The chart available here summarizes the rules for the proper place of confinement for felonies, misdemeanors, and impaired driving. But additional questions come up from time to time that don’t fit neatly in a chart. Today’s post attempts to answer some of them.
If a person is being sentenced for both felonies and misdemeanors, can the judge order the misdemeanor sentences to be served in prison? No. No statute allows the judge to depart from the otherwise applicable place-of-confinement rule for a sentence based on the other sentences to which the defendant is subject. Each judgement should stand on its own, with the felonies committed to DAC and the misdemeanors and DWI sentences committed to the local jail or the Statewide Misdemeanor Confinement Program (SMCP) as required by law.
Does that mean a concurrent misdemeanor sentence won’t actually begin until the felony sentences are complete? No. Just because the place of confinement identified for the misdemeanor is the local jail or the SMCP does not mean that time cannot run off the misdemeanor sentences while the defendant is in prison. If the sentences are set to run concurrently, time will tick off them while the defendant is in prison just as it would if he or she were in the jail. That is true not just as a matter of common sense, but also by statute: under G.S. 15-6.2, a person serving concurrent sentences shall not be required to serve any additional time solely because the sentences are required to be served in different places of confinement.
Many times the misdemeanor sentence will expire before the felony sentence is complete, and so the place of confinement identified in the misdemeanor judgment will never be an issue as a practical matter. If, however, the concurrent misdemeanor sentence is actually longer than the felony (a long DWI sentence, let’s say), the defendant should, when the felony is complete, be released to the local jail or the SMCP to serve whatever time remains on the misdemeanor. The defendant does not start from scratch on the misdemeanor.
If the misdemeanor sentence is set to run consecutively, then the defendant will be moved from prison to jail when the felony sentence is due for release.
Can a judge allow a person sentenced in North Carolina to serve the sentence in another jurisdiction? Yes, if the North Carolina sentence is allowed to run concurrently with the sentence in the other jurisdiction. Under G.S. 15-6.3, a judge may, upon sentencing, “specifically impose a sentence to be concurrently served and direct that such person receive credit against the sentence imposed for all time subsequently served in the jurisdiction possessing physical custody of such person.” If the North Carolina sentence is consecutive to the sentence in the other jurisdiction, the defendant would need to seek a transfer under the Interstate Corrections Compact (described here) in order to serve the North Carolina time elsewhere.
A word of caution if the other sentence is a federal sentence. Some state sentences ordered to run concurrently with federal time will wind up running consecutively as a practical matter—occasionally against everyone’s intentions. That issue is sufficiently complicated that it merits its own future blog post.
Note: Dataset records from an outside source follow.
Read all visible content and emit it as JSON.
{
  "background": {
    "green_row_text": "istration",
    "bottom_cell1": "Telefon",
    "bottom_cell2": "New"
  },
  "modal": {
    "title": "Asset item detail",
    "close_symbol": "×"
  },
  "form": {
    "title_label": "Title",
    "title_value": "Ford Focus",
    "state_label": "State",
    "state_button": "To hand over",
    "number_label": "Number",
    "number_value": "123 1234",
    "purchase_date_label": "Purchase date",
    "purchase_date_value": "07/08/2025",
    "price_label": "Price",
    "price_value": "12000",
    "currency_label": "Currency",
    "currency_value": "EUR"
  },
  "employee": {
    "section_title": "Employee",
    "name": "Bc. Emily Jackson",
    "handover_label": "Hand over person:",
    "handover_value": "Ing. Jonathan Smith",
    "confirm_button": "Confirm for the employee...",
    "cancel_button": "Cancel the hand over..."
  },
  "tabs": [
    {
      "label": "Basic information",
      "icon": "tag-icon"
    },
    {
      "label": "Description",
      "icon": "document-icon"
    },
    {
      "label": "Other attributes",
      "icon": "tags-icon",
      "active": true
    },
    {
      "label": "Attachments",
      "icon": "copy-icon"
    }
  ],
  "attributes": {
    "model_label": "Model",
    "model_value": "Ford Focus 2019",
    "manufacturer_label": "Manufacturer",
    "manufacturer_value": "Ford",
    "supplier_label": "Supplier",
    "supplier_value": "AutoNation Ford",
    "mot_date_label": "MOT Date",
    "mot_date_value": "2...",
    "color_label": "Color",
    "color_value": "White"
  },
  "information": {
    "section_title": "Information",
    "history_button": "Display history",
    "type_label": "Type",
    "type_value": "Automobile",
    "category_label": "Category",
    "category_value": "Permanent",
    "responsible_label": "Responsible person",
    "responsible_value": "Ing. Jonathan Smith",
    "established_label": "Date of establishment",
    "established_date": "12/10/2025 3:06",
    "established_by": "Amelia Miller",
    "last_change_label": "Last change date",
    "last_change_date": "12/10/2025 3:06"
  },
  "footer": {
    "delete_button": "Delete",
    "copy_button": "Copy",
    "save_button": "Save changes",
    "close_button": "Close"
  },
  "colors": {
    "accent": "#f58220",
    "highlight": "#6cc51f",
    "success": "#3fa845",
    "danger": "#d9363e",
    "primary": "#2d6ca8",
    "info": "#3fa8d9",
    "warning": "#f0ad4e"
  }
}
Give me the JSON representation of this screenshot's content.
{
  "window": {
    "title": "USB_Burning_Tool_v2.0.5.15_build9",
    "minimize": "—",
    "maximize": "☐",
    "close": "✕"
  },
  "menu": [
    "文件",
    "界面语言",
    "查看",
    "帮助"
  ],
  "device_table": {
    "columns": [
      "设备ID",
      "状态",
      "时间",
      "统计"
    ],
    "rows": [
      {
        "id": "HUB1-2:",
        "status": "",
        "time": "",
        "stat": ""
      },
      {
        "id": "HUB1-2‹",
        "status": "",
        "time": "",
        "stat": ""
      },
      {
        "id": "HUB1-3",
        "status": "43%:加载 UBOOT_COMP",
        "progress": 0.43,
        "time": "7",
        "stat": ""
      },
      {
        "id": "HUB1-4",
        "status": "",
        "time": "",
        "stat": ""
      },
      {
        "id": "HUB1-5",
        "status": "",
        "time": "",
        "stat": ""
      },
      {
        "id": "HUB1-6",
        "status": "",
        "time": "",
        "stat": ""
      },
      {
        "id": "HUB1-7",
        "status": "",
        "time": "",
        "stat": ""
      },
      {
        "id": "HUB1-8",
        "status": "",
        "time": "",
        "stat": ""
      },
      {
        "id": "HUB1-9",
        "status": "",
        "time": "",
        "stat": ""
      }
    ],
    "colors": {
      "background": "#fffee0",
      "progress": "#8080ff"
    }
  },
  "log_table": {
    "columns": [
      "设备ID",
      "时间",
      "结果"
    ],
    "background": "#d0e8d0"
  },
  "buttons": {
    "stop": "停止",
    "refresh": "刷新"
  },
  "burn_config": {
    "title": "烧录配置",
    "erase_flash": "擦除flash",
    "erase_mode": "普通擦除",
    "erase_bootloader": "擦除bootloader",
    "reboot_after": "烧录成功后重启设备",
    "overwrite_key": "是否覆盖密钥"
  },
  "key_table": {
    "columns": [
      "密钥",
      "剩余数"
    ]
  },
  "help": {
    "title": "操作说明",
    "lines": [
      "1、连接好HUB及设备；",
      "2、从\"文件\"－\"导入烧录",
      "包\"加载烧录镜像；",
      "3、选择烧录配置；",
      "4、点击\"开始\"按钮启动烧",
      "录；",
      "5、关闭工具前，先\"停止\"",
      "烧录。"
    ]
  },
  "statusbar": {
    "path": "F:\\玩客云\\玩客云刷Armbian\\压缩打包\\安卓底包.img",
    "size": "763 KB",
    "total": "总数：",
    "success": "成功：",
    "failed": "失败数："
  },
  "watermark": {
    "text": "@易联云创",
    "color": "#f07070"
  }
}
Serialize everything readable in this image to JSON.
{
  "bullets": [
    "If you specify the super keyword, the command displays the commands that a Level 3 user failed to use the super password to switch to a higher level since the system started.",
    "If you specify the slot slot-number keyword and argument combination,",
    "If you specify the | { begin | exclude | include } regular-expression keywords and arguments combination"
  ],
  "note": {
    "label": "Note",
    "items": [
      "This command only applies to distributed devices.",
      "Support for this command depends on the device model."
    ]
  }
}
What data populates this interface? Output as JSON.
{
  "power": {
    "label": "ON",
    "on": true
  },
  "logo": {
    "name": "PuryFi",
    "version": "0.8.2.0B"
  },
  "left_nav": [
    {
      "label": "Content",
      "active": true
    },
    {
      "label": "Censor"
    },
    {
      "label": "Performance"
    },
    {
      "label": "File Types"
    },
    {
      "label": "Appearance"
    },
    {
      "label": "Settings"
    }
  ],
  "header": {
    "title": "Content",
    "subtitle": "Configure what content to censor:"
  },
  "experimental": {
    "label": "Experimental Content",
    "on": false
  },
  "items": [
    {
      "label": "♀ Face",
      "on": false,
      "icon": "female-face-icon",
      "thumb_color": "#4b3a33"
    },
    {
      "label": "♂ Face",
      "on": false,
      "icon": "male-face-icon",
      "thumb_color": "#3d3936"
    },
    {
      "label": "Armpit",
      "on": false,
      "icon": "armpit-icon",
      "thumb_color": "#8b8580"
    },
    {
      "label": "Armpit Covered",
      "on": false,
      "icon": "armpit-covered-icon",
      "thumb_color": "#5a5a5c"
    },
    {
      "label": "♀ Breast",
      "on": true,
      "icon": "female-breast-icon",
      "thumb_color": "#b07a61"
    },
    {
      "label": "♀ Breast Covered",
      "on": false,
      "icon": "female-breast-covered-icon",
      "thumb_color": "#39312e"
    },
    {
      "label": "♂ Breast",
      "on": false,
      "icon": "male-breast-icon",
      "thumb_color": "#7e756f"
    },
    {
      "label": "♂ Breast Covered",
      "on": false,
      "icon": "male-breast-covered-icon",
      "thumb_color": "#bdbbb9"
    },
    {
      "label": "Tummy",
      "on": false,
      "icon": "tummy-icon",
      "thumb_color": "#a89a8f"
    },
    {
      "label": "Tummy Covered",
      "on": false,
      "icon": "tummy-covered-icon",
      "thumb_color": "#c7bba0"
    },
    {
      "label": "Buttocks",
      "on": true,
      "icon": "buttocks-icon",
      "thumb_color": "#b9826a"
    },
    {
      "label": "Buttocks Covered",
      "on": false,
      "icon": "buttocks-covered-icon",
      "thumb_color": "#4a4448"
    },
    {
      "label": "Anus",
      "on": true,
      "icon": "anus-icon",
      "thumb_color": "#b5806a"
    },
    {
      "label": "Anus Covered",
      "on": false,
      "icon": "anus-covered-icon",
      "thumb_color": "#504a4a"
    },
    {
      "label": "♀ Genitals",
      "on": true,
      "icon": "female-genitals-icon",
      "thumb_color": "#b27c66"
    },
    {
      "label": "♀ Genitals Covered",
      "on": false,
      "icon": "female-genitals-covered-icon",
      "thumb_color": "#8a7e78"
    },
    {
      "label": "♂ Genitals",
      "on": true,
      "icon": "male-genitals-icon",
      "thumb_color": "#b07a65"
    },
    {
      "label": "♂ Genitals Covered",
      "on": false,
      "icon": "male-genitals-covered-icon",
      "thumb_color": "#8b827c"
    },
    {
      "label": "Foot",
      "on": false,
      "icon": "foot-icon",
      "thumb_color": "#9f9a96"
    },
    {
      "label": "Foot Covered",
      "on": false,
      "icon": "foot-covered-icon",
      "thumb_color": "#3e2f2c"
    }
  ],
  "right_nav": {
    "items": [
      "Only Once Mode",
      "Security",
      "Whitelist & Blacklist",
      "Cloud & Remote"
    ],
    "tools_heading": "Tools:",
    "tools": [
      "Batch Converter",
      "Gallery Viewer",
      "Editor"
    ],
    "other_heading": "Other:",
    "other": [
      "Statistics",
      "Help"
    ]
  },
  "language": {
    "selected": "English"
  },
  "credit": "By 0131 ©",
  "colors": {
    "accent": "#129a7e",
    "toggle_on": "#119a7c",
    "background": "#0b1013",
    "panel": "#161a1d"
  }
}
Should a judge take consecutive misdemeanor sentences into account when determining whether a sentence meets the 91-day threshold for the Statewide Misdemeanor Confinement Program? The governing statute (G.S. 15A-1352(a)) doesn’t say. It’s worded in the singular (“a person sentenced to imprisonment for a misdemeanor . . .”), and doesn’t mention the possibility of consecutive sentences. But the general intention of the law appears to be that longer periods of confinement for misdemeanors will be in the SMCP. In the absence of any clear direction from the General Statutes, this appears to be a determination within the discretion of the trial judge. The sheriffs would, of course, generally prefer that the court consider the cumulative sentence when determining the proper place of confinement for each judgment. The county receives $40 per day plus out-of-jail medical expenses for sentences served in the Statewide Misdemeanant Confinement Program, but no reimbursement for shorter sentences served in the local jail.